Just when we think we’ve dived into every obscure culinary offering our diverse borough could dish up, something new seems to come along. Maybe not so much new as recombinant, fusing cuisines like fusing genes. In this case its Japanese shabu shabu filtered through a Taiwanese sensibility. The Japanese have long been an influence in Taiwan, and the Taiwanese, themselves a polyglot society, like to have Japanese food their way. UDU CafÉ, a new and stylish spot in downtown Flushing has dedicated itself to the Taiwanese take on Japanese food. If that’s not enough diversity for you, UDU CafÉ is also an outpost of Sister Su’s Hot Pot, a Chong Quing establishment famous for its incendiary Sichuanese style of this dish.

It is said that Mongolian hot pot, from which shabu shabu descended, originated in the 13th century as a way for Genghis Khan to efficiently feed his soldiers. The soldiers cooked thin slices of meat communally in a pot of boiling broth affording them a quickly cooked meal using minimal fuel. In the twentieth century, this cooking style became popular in Japan, where the name shabu shabu was invented.

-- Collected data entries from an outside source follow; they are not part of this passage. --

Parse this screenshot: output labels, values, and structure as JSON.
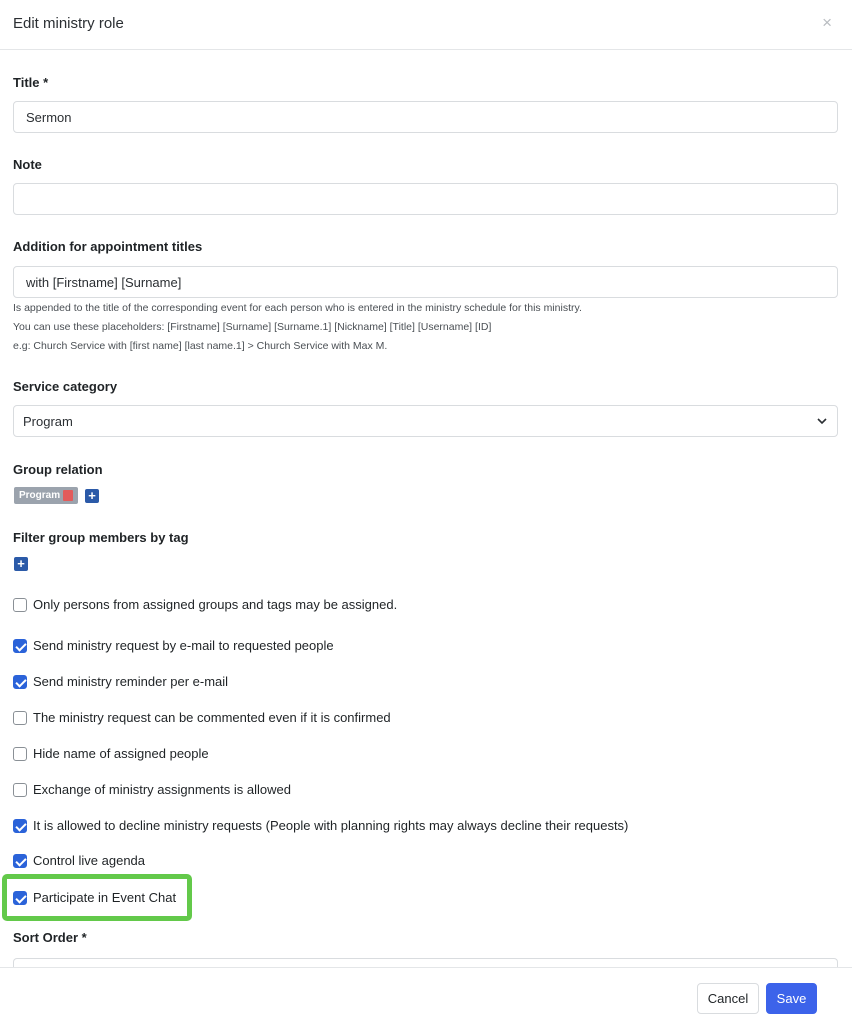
{
  "dialog": {
    "title": "Edit ministry role",
    "close_icon": "×"
  },
  "fields": {
    "title_label": "Title *",
    "title_value": "Sermon",
    "note_label": "Note",
    "note_value": "",
    "addition_label": "Addition for appointment titles",
    "addition_value": "with [Firstname] [Surname]",
    "addition_help": [
      "Is appended to the title of the corresponding event for each person who is entered in the ministry schedule for this ministry.",
      "You can use these placeholders: [Firstname] [Surname] [Surname.1] [Nickname] [Title] [Username] [ID]",
      "e.g: Church Service with [first name] [last name.1] > Church Service with Max M."
    ],
    "service_category_label": "Service category",
    "service_category_value": "Program",
    "group_relation_label": "Group relation",
    "group_chip": "Program",
    "filter_label": "Filter group members by tag",
    "sort_order_label": "Sort Order *"
  },
  "checkboxes": [
    {
      "label": "Only persons from assigned groups and tags may be assigned.",
      "checked": false
    },
    {
      "label": "Send ministry request by e-mail to requested people",
      "checked": true
    },
    {
      "label": "Send ministry reminder per e-mail",
      "checked": true
    },
    {
      "label": "The ministry request can be commented even if it is confirmed",
      "checked": false
    },
    {
      "label": "Hide name of assigned people",
      "checked": false
    },
    {
      "label": "Exchange of ministry assignments is allowed",
      "checked": false
    },
    {
      "label": "It is allowed to decline ministry requests (People with planning rights may always decline their requests)",
      "checked": true
    },
    {
      "label": "Control live agenda",
      "checked": true
    },
    {
      "label": "Participate in Event Chat",
      "checked": true
    }
  ],
  "footer": {
    "cancel_label": "Cancel",
    "save_label": "Save"
  },
  "colors": {
    "accent": "#3c63ea",
    "highlight": "#63c94a",
    "chip": "#9ba3ad"
  }
}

Udu CafÉ invites you to play with your food. The dÉcor is all at once stylish, high−tech and fanciful. Changing colored lights play upon a two−story waterfall. Every table is equipped with its own computer terminal upon which diners can watch DirecTV, Chinese movies or Hollywood movies with Chinese subtitles or surf the Web, and an embedded smooth top cooking surface.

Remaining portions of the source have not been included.